The Zionist tableau is of a vital Jewish and democratic state in the midst of Arab dictatorships.  Palestinian suffering is seen as marginal to this great enterprise.  Besides, he commented sarcastically, “They don’t listen to Beethoven and don’t read Kafka.” 

In 1948, Zahalka claimed, 6 or 7% of the land was in Jewish hands. Now the figure is 93%.  Most is property from the refugees.  “Then they began to seize land that remained.”  This was done using the law, with at least 25 laws to exercise eminent domain and confiscate land.  Land can, for example, be taken for military purposes.  The language of the law is, he noted, “neutral.”  The exercise of the law is something else.  “It is only implemented on Palestinians.”  Jewish property is not touched.  Land that is seized goes to Jewish citizens, institutions, and settlements.

He cited Israel’s Law of Return, allowing Jews from all over the world to come and become instant citizens.  By contrast, he described the fate of thousands of Palestinian families.  Under a law passed by the Knesset—democratically, he quipped—no one from the Occupied Territories can get permission to stay in Israel.  The law was made retroactive, splitting thousands of families. 

This tragic situation was taken to the Supreme Court, which found the law to be defective.  It had to make provision for humanitarian exceptions.  The Knesset then dutifully passed a new law providing for a panel to rule on such exceptions.  However, the law specifically excluded family reunification as a reason for granting residency. 
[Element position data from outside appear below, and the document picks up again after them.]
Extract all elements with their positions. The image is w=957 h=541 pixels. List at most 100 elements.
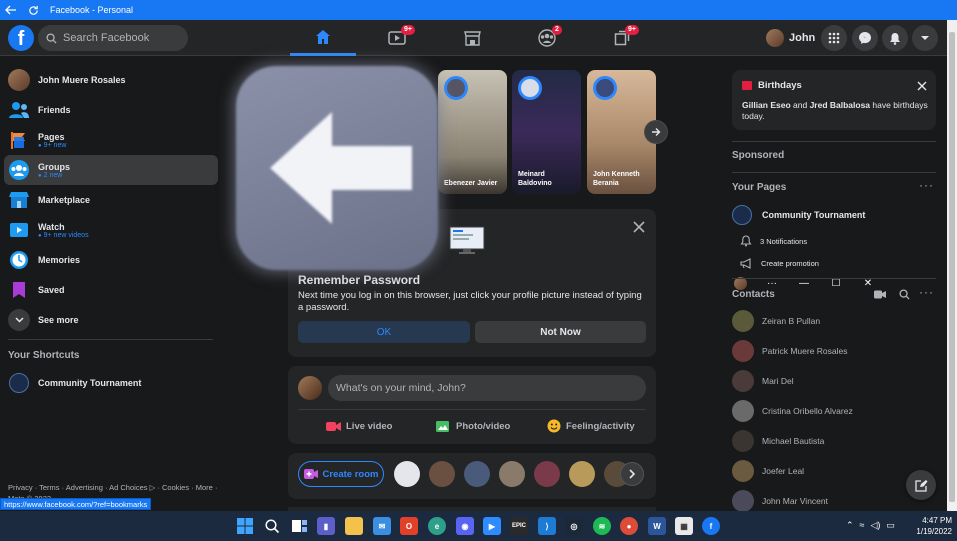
- file-explorer-icon[interactable]: [345, 517, 363, 535]
- sidebar-item-marketplace[interactable]: Marketplace: [4, 185, 218, 215]
- back-arrow-icon[interactable]: [0, 0, 22, 20]
- contact-item[interactable]: Mari Del: [732, 369, 794, 393]
- pages-more-icon[interactable]: ···: [919, 178, 934, 192]
- sidebar-item-profile[interactable]: John Muere Rosales: [4, 65, 218, 95]
- spotify-icon[interactable]: ≋: [593, 517, 611, 535]
- stories-next-button[interactable]: [644, 120, 668, 144]
- photo-video-button[interactable]: Photo/video: [436, 416, 510, 436]
- new-message-button[interactable]: [906, 470, 936, 500]
- birthday-name[interactable]: Jred Balbalosa: [810, 100, 870, 110]
- store-icon[interactable]: ▦: [675, 517, 693, 535]
- page-scrollbar[interactable]: [947, 20, 957, 511]
- sidebar-item-saved[interactable]: Saved: [4, 275, 218, 305]
- contact-name: Joefer Leal: [762, 466, 805, 476]
- create-room-button[interactable]: Create room: [298, 461, 384, 487]
- zoom-icon[interactable]: ▶: [483, 517, 501, 535]
- epic-games-icon[interactable]: EPIC: [510, 517, 528, 535]
- feeling-activity-button[interactable]: Feeling/activity: [547, 416, 635, 436]
- friends-icon: [8, 99, 30, 121]
- search-icon[interactable]: [899, 289, 910, 300]
- tab-home[interactable]: [290, 20, 356, 56]
- notifications-button[interactable]: [882, 25, 908, 51]
- card-title: Remember Password: [298, 273, 421, 287]
- contact-item[interactable]: John Mar Vincent: [732, 489, 828, 513]
- word-icon[interactable]: W: [648, 517, 666, 535]
- contact-item[interactable]: Cristina Oribello Alvarez: [732, 399, 853, 423]
- vscode-icon[interactable]: ⟩: [538, 517, 556, 535]
- contact-item[interactable]: Joefer Leal: [732, 459, 804, 483]
- sidebar-item-see-more[interactable]: See more: [4, 305, 218, 335]
- page-notifications[interactable]: 3 Notifications: [740, 233, 807, 249]
- photo-icon: [436, 420, 449, 432]
- menu-button[interactable]: [821, 25, 847, 51]
- office-icon[interactable]: O: [400, 517, 418, 535]
- tab-gaming[interactable]: 9+: [589, 20, 655, 56]
- watch-badge: 9+: [401, 25, 415, 35]
- sidebar-item-label: Pages: [38, 131, 65, 142]
- shortcut-community-tournament[interactable]: Community Tournament: [4, 368, 218, 398]
- wifi-icon[interactable]: ≈: [860, 520, 865, 531]
- volume-icon[interactable]: ◁): [871, 520, 881, 531]
- messenger-button[interactable]: [852, 25, 878, 51]
- not-now-button[interactable]: Not Now: [475, 321, 646, 343]
- tab-watch[interactable]: 9+: [364, 20, 430, 56]
- windows-start-icon[interactable]: [236, 517, 254, 535]
- chevron-up-icon[interactable]: ⌃: [846, 520, 854, 531]
- rooms-next-button[interactable]: [620, 462, 644, 486]
- battery-icon[interactable]: ▭: [886, 520, 895, 531]
- sidebar-item-pages[interactable]: Pages 9+ new: [4, 125, 218, 155]
- avatar[interactable]: [394, 461, 420, 487]
- contact-item[interactable]: Zeiran B Pullan: [732, 309, 820, 333]
- close-icon[interactable]: [630, 218, 648, 236]
- back-arrow-overlay-icon: [236, 66, 438, 270]
- story-card[interactable]: Ebenezer Javier: [438, 70, 507, 194]
- profile-chip[interactable]: John: [766, 26, 815, 50]
- tab-marketplace[interactable]: [439, 20, 505, 56]
- avatar[interactable]: [429, 461, 455, 487]
- avatar[interactable]: [464, 461, 490, 487]
- shortcut-label: Community Tournament: [38, 378, 142, 388]
- sidebar-item-sub: 9+ new videos: [38, 232, 89, 239]
- mail-icon[interactable]: ✉: [373, 517, 391, 535]
- page-create-promotion[interactable]: Create promotion: [740, 255, 819, 271]
- avatar[interactable]: [569, 461, 595, 487]
- footer-links[interactable]: Privacy · Terms · Advertising · Ad Choic…: [8, 482, 223, 498]
- birthday-name[interactable]: Gillian Eseo: [742, 100, 791, 110]
- status-input[interactable]: What's on your mind, John?: [328, 375, 646, 401]
- account-button[interactable]: [912, 25, 938, 51]
- contacts-heading: Contacts: [732, 289, 775, 300]
- avatar[interactable]: [534, 461, 560, 487]
- video-call-icon[interactable]: [874, 290, 886, 299]
- search-icon[interactable]: [263, 517, 281, 535]
- discord-icon[interactable]: ◉: [456, 517, 474, 535]
- contacts-more-icon[interactable]: ···: [919, 285, 934, 299]
- sidebar-item-memories[interactable]: Memories: [4, 245, 218, 275]
- contact-item[interactable]: Michael Bautista: [732, 429, 824, 453]
- avatar: [298, 376, 322, 400]
- steam-icon[interactable]: ◎: [565, 517, 583, 535]
- taskbar-clock[interactable]: 4:47 PM 1/19/2022: [906, 515, 952, 537]
- edge-icon[interactable]: e: [428, 517, 446, 535]
- sidebar-item-watch[interactable]: Watch 9+ new videos: [4, 215, 218, 245]
- chrome-icon[interactable]: ●: [620, 517, 638, 535]
- contact-item[interactable]: Patrick Muere Rosales: [732, 339, 848, 363]
- window-title: Facebook - Personal: [50, 5, 134, 15]
- facebook-logo-icon[interactable]: f: [8, 25, 34, 51]
- avatar: [766, 29, 784, 47]
- live-video-button[interactable]: Live video: [326, 416, 392, 436]
- task-view-icon[interactable]: [290, 517, 308, 535]
- story-card[interactable]: Meinard Baldovino: [512, 70, 581, 194]
- sidebar-item-friends[interactable]: Friends: [4, 95, 218, 125]
- sidebar-item-groups[interactable]: Groups 2 new: [4, 155, 218, 185]
- refresh-icon[interactable]: [22, 0, 44, 20]
- facebook-app-icon[interactable]: f: [702, 517, 720, 535]
- tab-groups[interactable]: 2: [514, 20, 580, 56]
- avatar[interactable]: [499, 461, 525, 487]
- search-input[interactable]: Search Facebook: [38, 25, 188, 51]
- teams-chat-icon[interactable]: ▮: [317, 517, 335, 535]
- close-icon[interactable]: [916, 80, 928, 92]
- sidebar-item-sub: 9+ new: [38, 142, 67, 149]
- scrollbar-thumb[interactable]: [949, 32, 955, 502]
- ok-button[interactable]: OK: [298, 321, 470, 343]
- page-community-tournament[interactable]: Community Tournament: [732, 204, 865, 226]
Returning to the matter of eminent domain, Zahalka noted the usual practice in countries that, if the confiscated land is not used for the purpose for which it was taken, it is then returned.  He reported that the period for which the land can be held before such return is six years in France and seven in England.  Israel opted for a seven year period. 

However, the retroactivity of the law was back 25 years, while the bulk of Palestinian property was seized before that.  When Zahalka objected in the Knesset, he was told that the decision was made democratically.  “Take your democracy and give me my land,” he responded.
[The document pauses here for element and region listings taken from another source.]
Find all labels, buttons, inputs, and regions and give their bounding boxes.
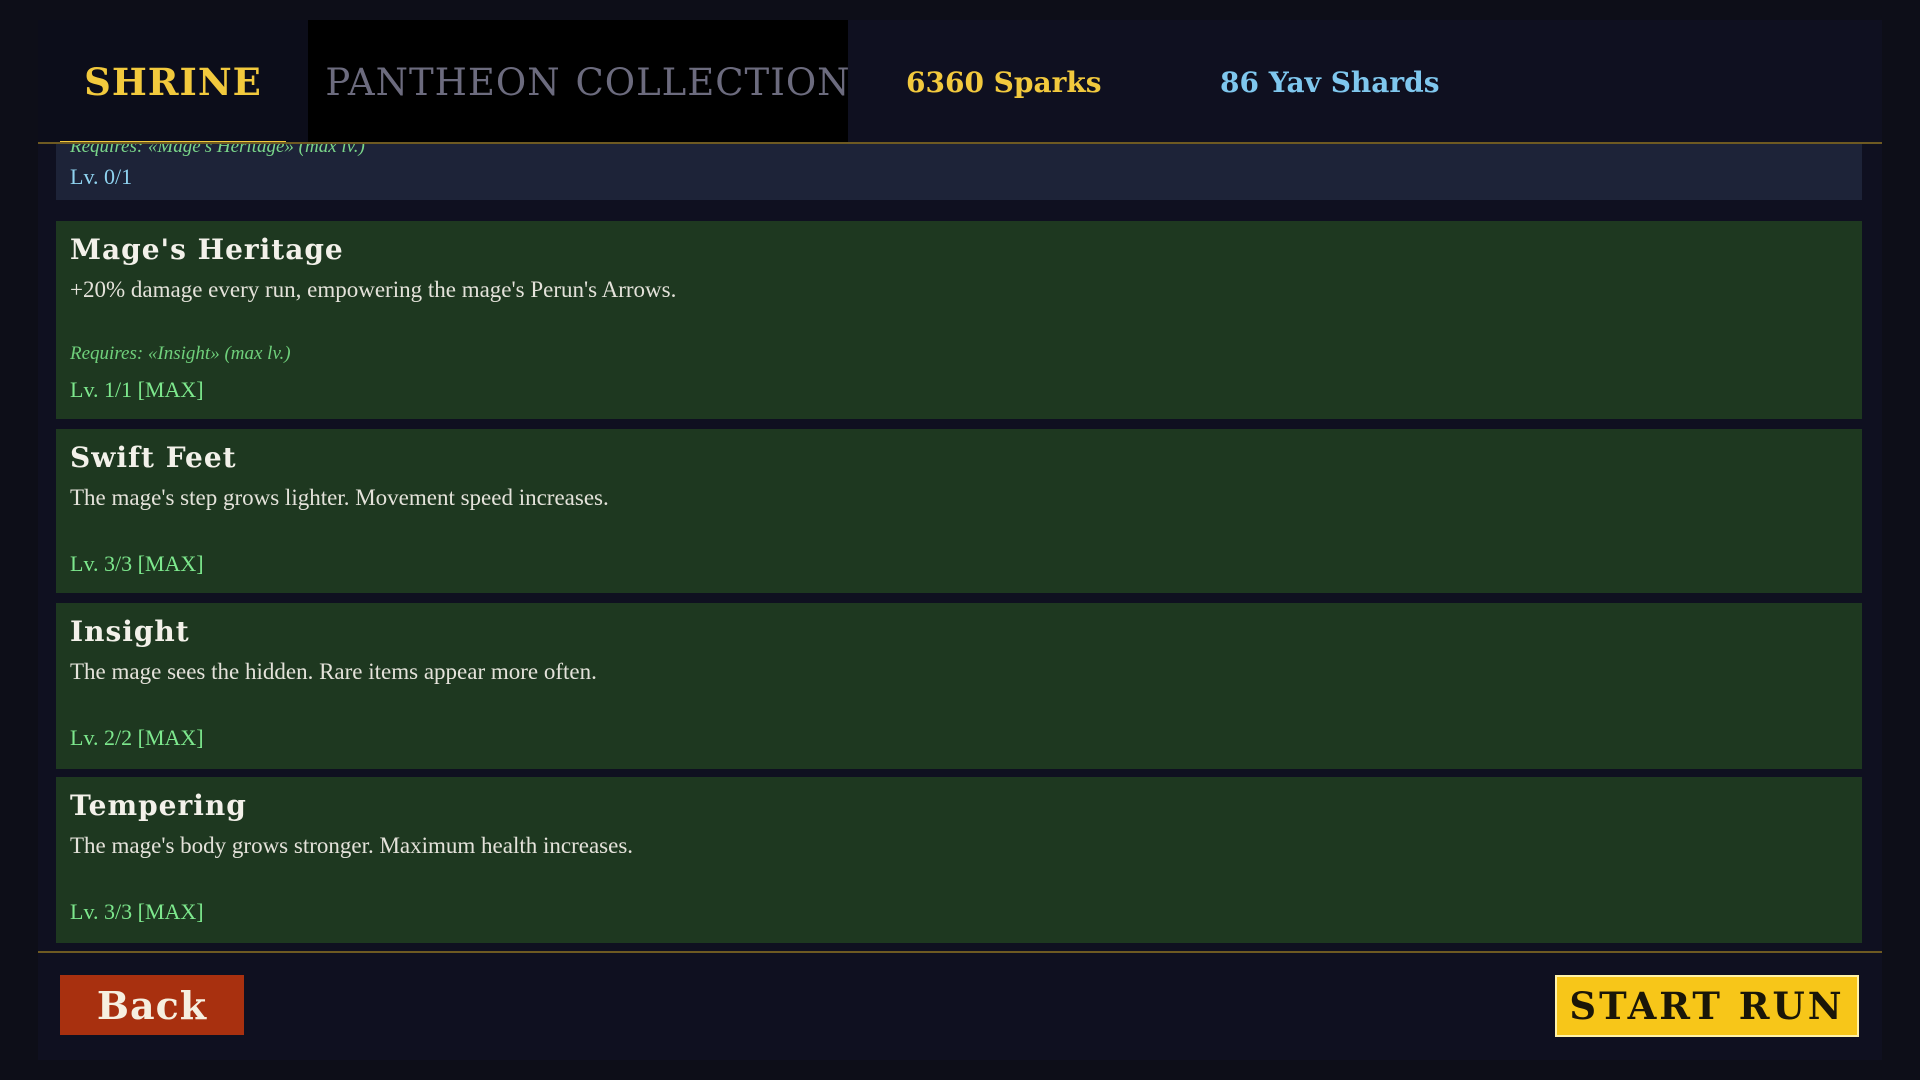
- upgrade-description: The mage's body grows stronger. Maximum …: [70, 833, 634, 858]
- upgrade-level: Lv. 1/1 [MAX]: [70, 377, 204, 402]
- start-run-button[interactable]: START RUN: [1555, 975, 1859, 1037]
- upgrade-card-swift-feet[interactable]: Swift Feet The mage's step grows lighter…: [56, 429, 1862, 593]
- tab-collection[interactable]: COLLECTION: [575, 20, 849, 144]
- upgrade-title: Insight: [70, 615, 190, 648]
- back-button[interactable]: Back: [60, 975, 244, 1035]
- upgrade-list[interactable]: Requires: «Mage's Heritage» (max lv.) Lv…: [38, 144, 1882, 951]
- yav-shards-counter: 86 Yav Shards: [1220, 65, 1440, 99]
- tab-strip: SHRINE PANTHEON COLLECTION: [38, 20, 850, 144]
- upgrade-card-tempering[interactable]: Tempering The mage's body grows stronger…: [56, 777, 1862, 943]
- upgrade-card-mages-heritage[interactable]: Mage's Heritage +20% damage every run, e…: [56, 221, 1862, 419]
- upgrade-description: The mage sees the hidden. Rare items app…: [70, 659, 597, 684]
- tab-shrine[interactable]: SHRINE: [38, 20, 308, 144]
- upgrade-level: Lv. 0/1: [70, 164, 133, 189]
- upgrade-card-locked[interactable]: Requires: «Mage's Heritage» (max lv.) Lv…: [56, 144, 1862, 200]
- shrine-screen: SHRINE PANTHEON COLLECTION 6360 Sparks 8…: [38, 20, 1882, 1060]
- upgrade-level: Lv. 2/2 [MAX]: [70, 725, 204, 750]
- top-bar: SHRINE PANTHEON COLLECTION 6360 Sparks 8…: [38, 20, 1882, 144]
- upgrade-level: Lv. 3/3 [MAX]: [70, 899, 204, 924]
- bottom-divider: [38, 951, 1882, 953]
- upgrade-requirement: Requires: «Mage's Heritage» (max lv.): [70, 144, 365, 157]
- upgrade-title: Tempering: [70, 789, 247, 822]
- upgrade-title: Mage's Heritage: [70, 233, 344, 266]
- tab-pantheon[interactable]: PANTHEON: [308, 20, 578, 144]
- upgrade-title: Swift Feet: [70, 441, 237, 474]
- upgrade-level: Lv. 3/3 [MAX]: [70, 551, 204, 576]
- upgrade-requirement: Requires: «Insight» (max lv.): [70, 343, 291, 364]
- sparks-counter: 6360 Sparks: [906, 65, 1102, 99]
- upgrade-card-insight[interactable]: Insight The mage sees the hidden. Rare i…: [56, 603, 1862, 769]
- upgrade-description: +20% damage every run, empowering the ma…: [70, 277, 677, 302]
- upgrade-description: The mage's step grows lighter. Movement …: [70, 485, 609, 510]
Zahalka charged that Israel has fragmented Palestine to maintain dominance.  There are the refugees, West Bank, Gaza, and Jerusalem.  While Jerusalem used to be a centre of Palestinian culture and activity, it is now walled off from the West Bank.  The 1967 borders are, he said, “imaginary.”  Hundreds of thousands of Israelis live outside the 1967 borders, in the West Bank, which is cut up like a Swiss cheese into Bantustans, with walls, road blocks, and special Jews-only roads. 
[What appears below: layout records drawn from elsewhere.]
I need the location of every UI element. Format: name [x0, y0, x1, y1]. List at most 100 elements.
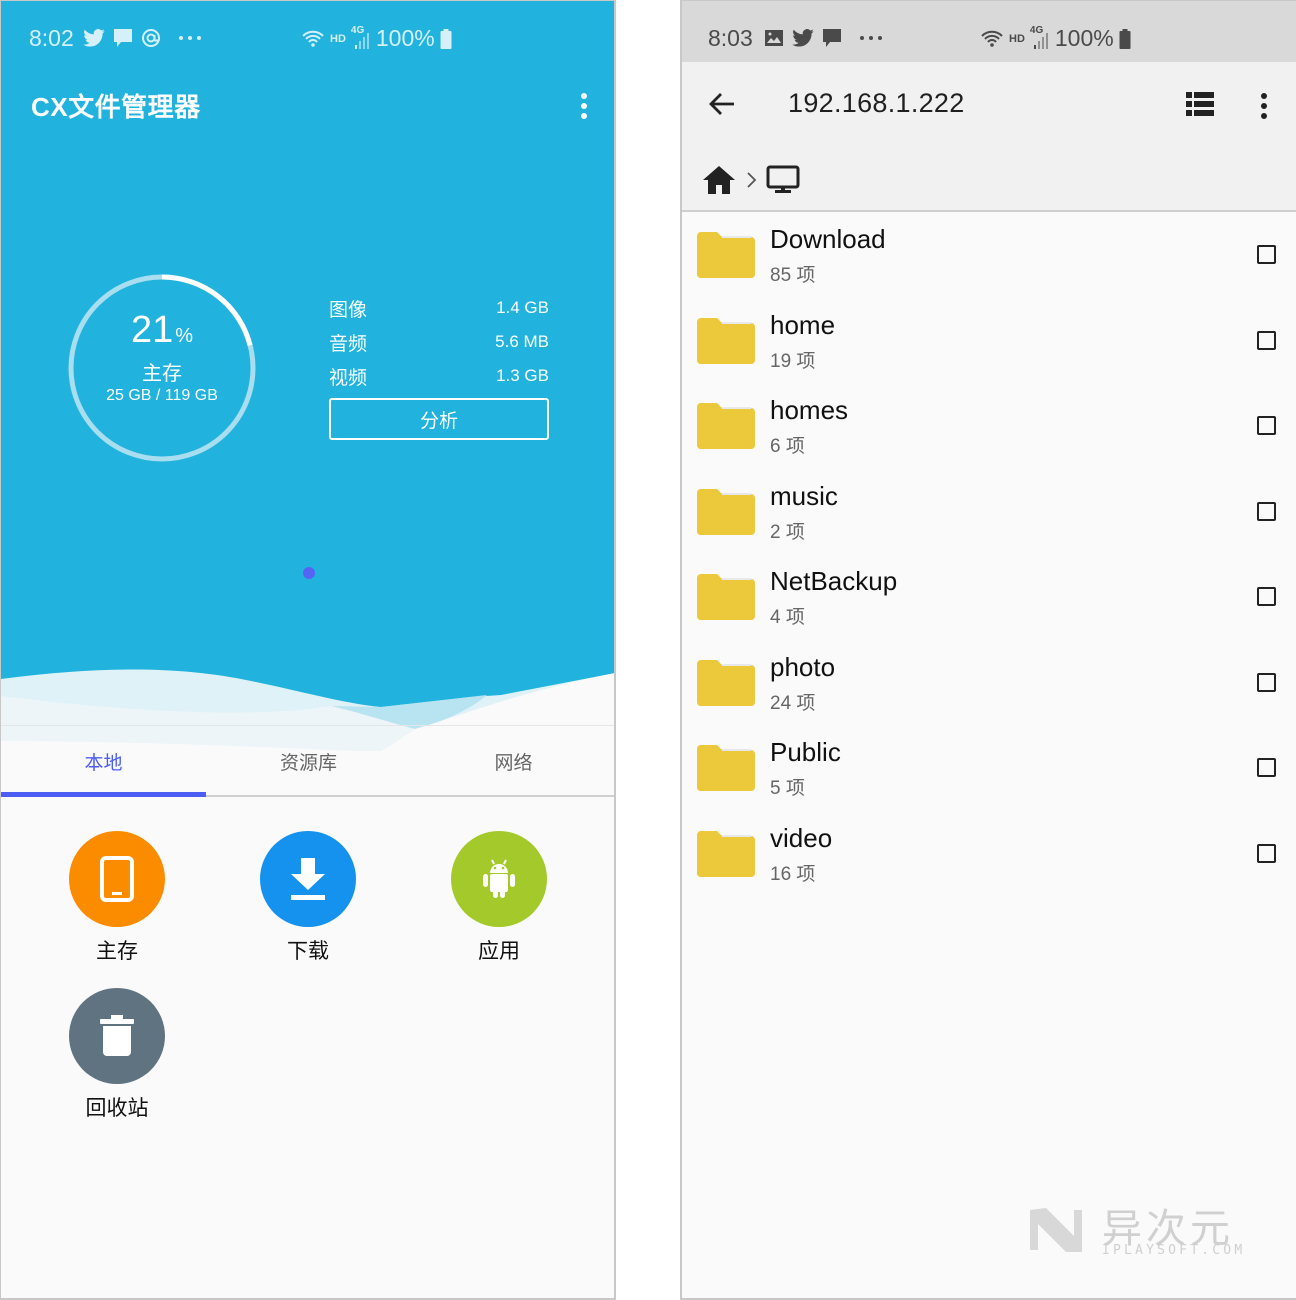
stat-value: 1.4 GB: [496, 298, 549, 317]
folder-item-count: 85 项: [770, 265, 816, 286]
list-view-icon[interactable]: [1184, 90, 1216, 118]
folder-name: Download: [770, 224, 886, 254]
stat-row-images[interactable]: 图像 1.4 GB: [329, 291, 549, 325]
folder-icon: [697, 659, 755, 706]
twitter-icon: [83, 29, 105, 47]
dot: [1261, 93, 1267, 99]
stat-label: 视频: [329, 367, 368, 389]
status-bar: 8:02 HD 4G 100%: [1, 1, 614, 75]
folder-icon: [697, 488, 755, 535]
select-checkbox[interactable]: [1257, 587, 1276, 606]
page-indicator-dot: [303, 567, 315, 579]
network-share-browser: 8:03 HD 4G 100% 192.168.1.222 Download 8…: [680, 0, 1296, 1300]
stat-label: 图像: [329, 299, 368, 321]
stat-row-video[interactable]: 视频 1.3 GB: [329, 359, 549, 393]
shortcut-icon-bg: [69, 988, 165, 1084]
folder-name: video: [770, 822, 833, 853]
folder-icon: [697, 745, 755, 791]
select-checkbox[interactable]: [1257, 672, 1276, 692]
battery-icon: [1119, 28, 1131, 49]
folder-name: Public: [770, 737, 841, 767]
page-title: 192.168.1.222: [788, 88, 965, 118]
stat-value: 1.3 GB: [496, 366, 549, 385]
signal-4g-icon: 4G: [1030, 25, 1050, 50]
select-checkbox[interactable]: [1257, 843, 1276, 863]
watermark-logo-icon: [1030, 1208, 1082, 1252]
analyze-button[interactable]: 分析: [329, 398, 549, 440]
shortcut-recycle-bin[interactable]: 回收站: [47, 988, 187, 1122]
folder-row[interactable]: Public 5 项: [682, 727, 1296, 813]
breadcrumb: [702, 160, 800, 200]
message-icon: [823, 29, 841, 47]
folder-row[interactable]: homes 6 项: [682, 385, 1296, 471]
storage-label: 主存: [142, 363, 182, 385]
tablet-icon: [100, 856, 134, 902]
select-checkbox[interactable]: [1257, 245, 1276, 264]
status-time: 8:03: [708, 25, 753, 51]
shortcut-apps[interactable]: 应用: [429, 831, 569, 965]
tab-network[interactable]: 网络: [411, 726, 614, 796]
folder-icon: [697, 317, 755, 364]
select-checkbox[interactable]: [1257, 501, 1276, 521]
chevron-right-icon: [747, 172, 757, 188]
folder-name: home: [770, 309, 836, 340]
storage-usage-ring[interactable]: 21% 主存 25 GB / 119 GB: [67, 273, 257, 463]
dot: [581, 103, 587, 109]
shortcut-label: 应用: [478, 940, 520, 963]
android-icon: [483, 859, 515, 898]
folder-item-count: 4 项: [770, 607, 805, 628]
cx-file-manager-home-screen: 8:02 HD 4G 100% CX文件管理器 21 % 主存 25 GB / …: [0, 0, 616, 1300]
folder-item-count: 19 项: [770, 350, 816, 372]
folder-item-count: 2 项: [770, 521, 805, 543]
folder-name: NetBackup: [770, 566, 898, 596]
overflow-menu-button[interactable]: [572, 91, 596, 121]
more-dots-icon: [179, 36, 201, 40]
folder-row[interactable]: Download 85 项: [682, 214, 1296, 300]
home-icon[interactable]: [702, 165, 736, 195]
folder-icon: [697, 830, 755, 877]
folder-item-count: 6 项: [770, 436, 805, 457]
download-icon: [291, 858, 325, 900]
folder-icon: [697, 574, 755, 620]
shortcut-main-storage[interactable]: 主存: [47, 831, 187, 965]
dot: [581, 93, 587, 99]
tab-library[interactable]: 资源库: [206, 726, 411, 796]
twitter-icon: [792, 29, 814, 47]
battery-percent: 100%: [1054, 25, 1114, 51]
select-checkbox[interactable]: [1257, 330, 1276, 350]
select-checkbox[interactable]: [1257, 416, 1276, 435]
app-title: CX文件管理器: [31, 92, 201, 122]
storage-capacity: 25 GB / 119 GB: [106, 387, 218, 404]
folder-item-count: 16 项: [770, 863, 816, 885]
tab-local[interactable]: 本地: [1, 726, 206, 796]
hd-icon: HD: [330, 32, 346, 45]
folder-row[interactable]: video 16 项: [682, 813, 1296, 899]
folder-row[interactable]: home 19 项: [682, 300, 1296, 386]
computer-icon[interactable]: [766, 165, 800, 195]
status-time: 8:02: [29, 25, 74, 51]
dot: [581, 113, 587, 119]
folder-item-count: 5 项: [770, 778, 805, 799]
folder-row[interactable]: NetBackup 4 项: [682, 556, 1296, 642]
signal-4g-icon: 4G: [351, 25, 371, 50]
hd-icon: HD: [1009, 32, 1025, 45]
overflow-menu-button[interactable]: [1252, 91, 1276, 121]
folder-row[interactable]: music 2 项: [682, 471, 1296, 557]
wifi-icon: [302, 30, 324, 47]
media-stats: 图像 1.4 GB 音频 5.6 MB 视频 1.3 GB: [329, 291, 549, 393]
stat-value: 5.6 MB: [495, 332, 549, 351]
folder-icon: [697, 403, 755, 449]
shortcut-downloads[interactable]: 下载: [238, 831, 378, 965]
stat-row-audio[interactable]: 音频 5.6 MB: [329, 325, 549, 359]
toolbar: 192.168.1.222: [682, 62, 1296, 212]
wifi-icon: [981, 30, 1003, 47]
stat-label: 音频: [329, 333, 368, 355]
folder-name: music: [770, 480, 838, 511]
dot: [1261, 113, 1267, 119]
folder-list: Download 85 项 home 19 项 homes 6 项 music …: [682, 214, 1296, 898]
select-checkbox[interactable]: [1257, 758, 1276, 777]
active-tab-indicator: [1, 792, 206, 797]
shortcut-icon-bg: [451, 831, 547, 927]
back-arrow-icon[interactable]: [706, 88, 738, 120]
folder-row[interactable]: photo 24 项: [682, 642, 1296, 728]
The Palestinians in the West Bank have a totally different status in terms of citizenship and passports.  Gaza is a prison with Israeli guards.  East Jerusalem is being subjected to ethnic cleansing, with houses seized or raised and with Palestinians denied building permits.  “In Jerusalem,” he charged, “the education of Palestinian children is worse than in Gaza.  50% don’t finish high school.”

How is the conflict to be resolved? 

Currently, Obama is pressing for compromise.  “Compromise can come only after the defeat of racism,” said Zahalka. 

“That’s the way it was in South Africa.”  Compromise is spoken of in terms of the situation in 1967, but if 1967 is the starting point, then the refugees are left out. 

That is why Palestinians want to have 1948 as the starting point for working out a solution.  The big obstacle?  “Zionism.”